Each morning, Topper and I make a pact: one of us must do something to expand the other’s horizon, a gesture, a surprise, a gift, a small adventure. Sometimes it’s a new lunch spot, a book, a walk in the park, a visit to the Met. The week flies by, and it’s clear to everyone that we’re well suited, that we bring out each other’s best sides. We’re a team, bound by an easy tenderness and genuine care for one another’s well-being.
I wonder why I insist on keeping the boy in my life. Topper seems to understand; we never discuss it, and he never asks. It’s as if he believes it will run its course, and that it has nothing to do with us. I let the guilt simmer quietly beneath the surface. It’s mine to manage and work out, not his.
When I leave, Mrs Montgomery embraces me with unexpected warmth and thanks me for “looking after her son so well.” I return her affection, and, once back in Memphis, write a thank-you note on my bespoke Smythson stationery, embossed with my personal details, leaving Mrs Montgomery room to do the research about me for herself.
I know she’ll sleep soundly at last. The thought makes me laugh aloud. Poor Mrs Montgomery, what we dared put her through, simply to prove a youthful idealist point.
When I look back on that Thanksgiving, it feels picture-perfect: Topper and I racing around New York, laughing, linking arms in the park, alive in the crisp air.
***
Miss Mary steps out onto the gravel drive.
“I missed you endlessly,” I say, stepping from the car to embrace her.
“I’ve brought you a trunk full of presents, from Saks.”
“The boy’s been ’round,” Miss Mary says. “He left you a note in the library.”
I tell her I don’t immediately care.
“Miss Birdie, you two go way back. I don’t want drama between you,” she says. “You need each other.”

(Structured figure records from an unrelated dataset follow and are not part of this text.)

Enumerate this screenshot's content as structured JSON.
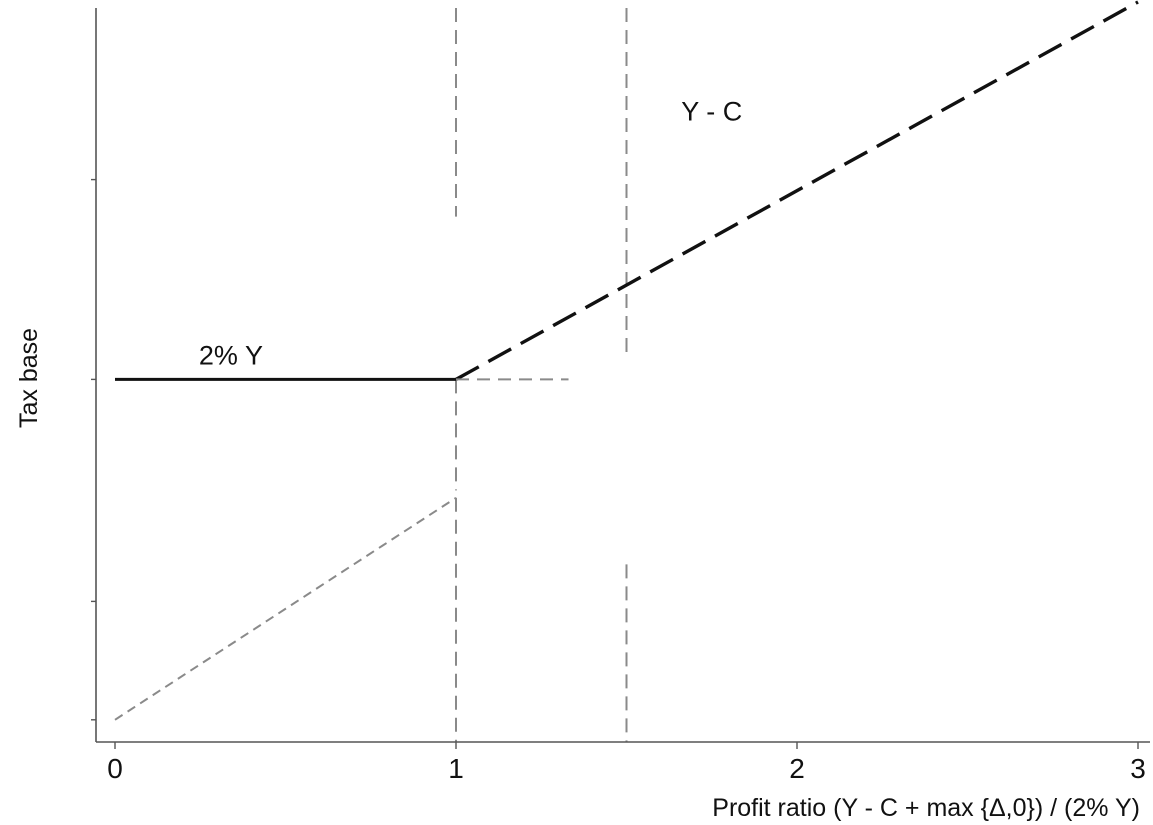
{
  "chart_data": {
    "type": "line",
    "title": "",
    "xlabel": "Profit ratio   (Y - C + max {Δ,0}) / (2% Y)",
    "ylabel": "Tax base",
    "xlim": [
      0,
      3
    ],
    "ylim": [
      0,
      1
    ],
    "xticks": [
      0,
      1,
      2,
      3
    ],
    "xtick_labels": [
      "0",
      "1",
      "2",
      "3"
    ],
    "ytick_labels": [],
    "grid": false,
    "series": [
      {
        "style": "solid",
        "color": "#111111",
        "x": [
          0,
          1
        ],
        "y": [
          0.49,
          0.49
        ]
      },
      {
        "style": "dashed",
        "color": "#111111",
        "x": [
          1,
          3
        ],
        "y": [
          0.49,
          1.0
        ]
      },
      {
        "style": "dashed",
        "color": "#8a8a8a",
        "x": [
          1,
          1.33
        ],
        "y": [
          0.49,
          0.49
        ]
      },
      {
        "style": "dashed",
        "color": "#8a8a8a",
        "x": [
          0,
          1
        ],
        "y": [
          0.03,
          0.33
        ]
      }
    ],
    "vlines": [
      {
        "x": 1,
        "style": "dashed",
        "color": "#8a8a8a"
      },
      {
        "x": 1.5,
        "style": "dashed",
        "color": "#8a8a8a"
      }
    ],
    "annotations": [
      {
        "text": "2% Y",
        "x": 0.34,
        "y": 0.51
      },
      {
        "text": "Y - C",
        "x": 1.75,
        "y": 0.84
      }
    ]
  }
}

The driver carries the luggage and presents into the hall. It gives me a break from discussing the boy any further, at least for now.
I read the note he’s scrawled on my notepad and left on my desk. It has an oily stain, which I take to mean Miss Mary must’ve fed him something greasy in the kitchen.

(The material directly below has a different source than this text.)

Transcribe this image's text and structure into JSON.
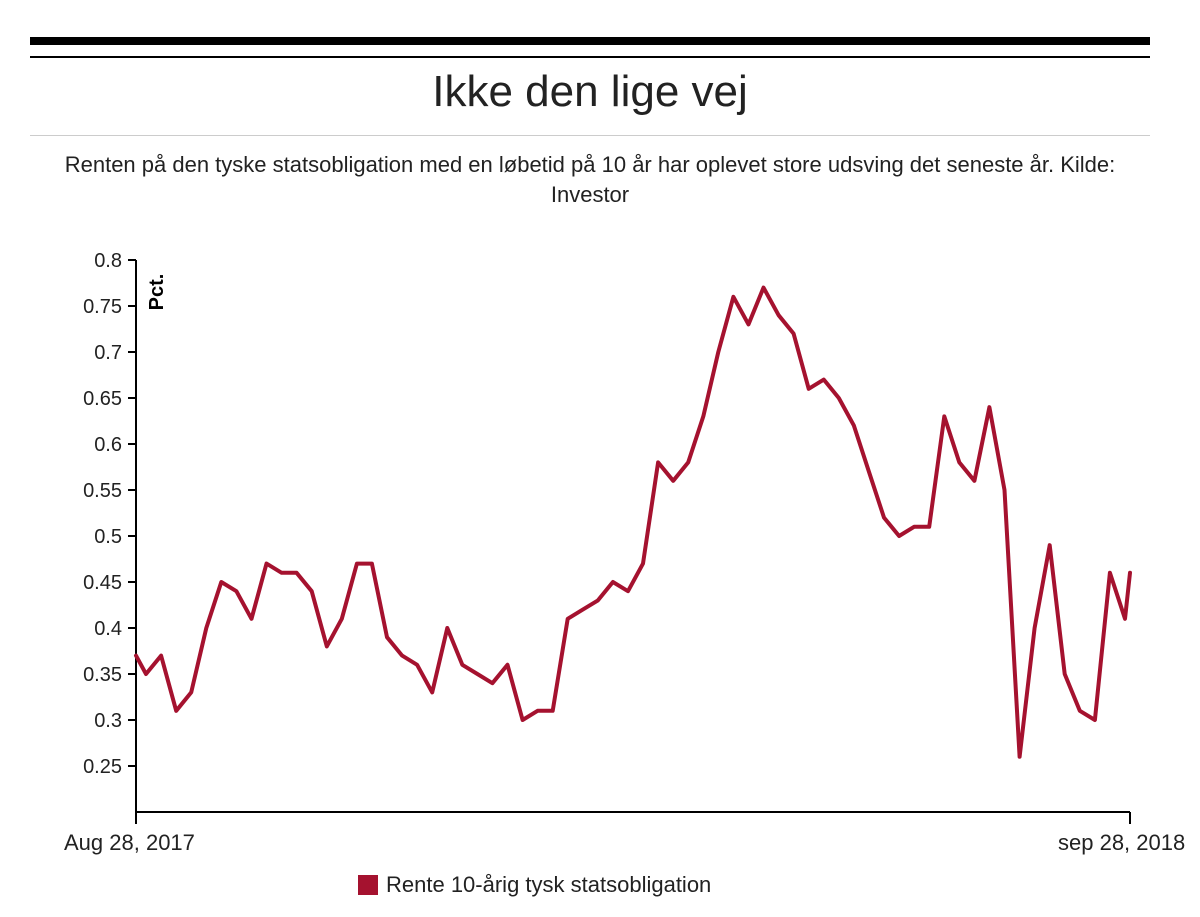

It’s a cheery note, no mention of Natalie Wood, no mention of Vegas girls, no mention of me not returning his calls for a month. Just a breezy update: personal appearances, meeting Liberace in Vegas, the premiere of Love Me Tender, and showing Memphis to his new Hollywood pal, Nick, the one who used to run with James Dean, which I assume is the appeal.
He’s been to Louisville for an appearance and to see his grandfather, Jesse. Says it felt strange after so long, but he’ll tell me all about it when we see each other face to face. Says he can’t wait.
“He can wait,” I tell Miss Mary.
Then I ring up Mabel, and we agree to meet downtown for a cherry pop and Christmas shopping.
***
Mabel is on top form.
“I’m engaged!” she announces, smiling broadly as I grab her hand and inspect the diamond on her ring finger.
“I can see that! Congratulations!” I hug her and do all the things one is supposed to when a girl gets engaged.
“Who’s the lucky man?” I ask.
“Bingham, of course, you silly woman,” she says, as if I should’ve known all along.
“I’m so sorry,” I sigh. “My head’s in the clouds, obviously.”
She tells me everything, how they’ve grown into what she calls a mature love, how sweet he is behind that awful façade, their plans, their hopes, their domestic dreams.
We shop for Christmas presents and try on wedding dresses, her seriously, me for fun. We build up an appetite and head to lunch.
Outside the café, I bump into Sam, who’s just popped out of the studio to get provisions for his artists. He says he’s happy to see me and tells me to swing by later, I can listen in on Carl Perkins’ recording session. I tell him I will.
After lunch, I drop off Mabel for her hair appointment. I kiss her goodbye and drive to Union Avenue.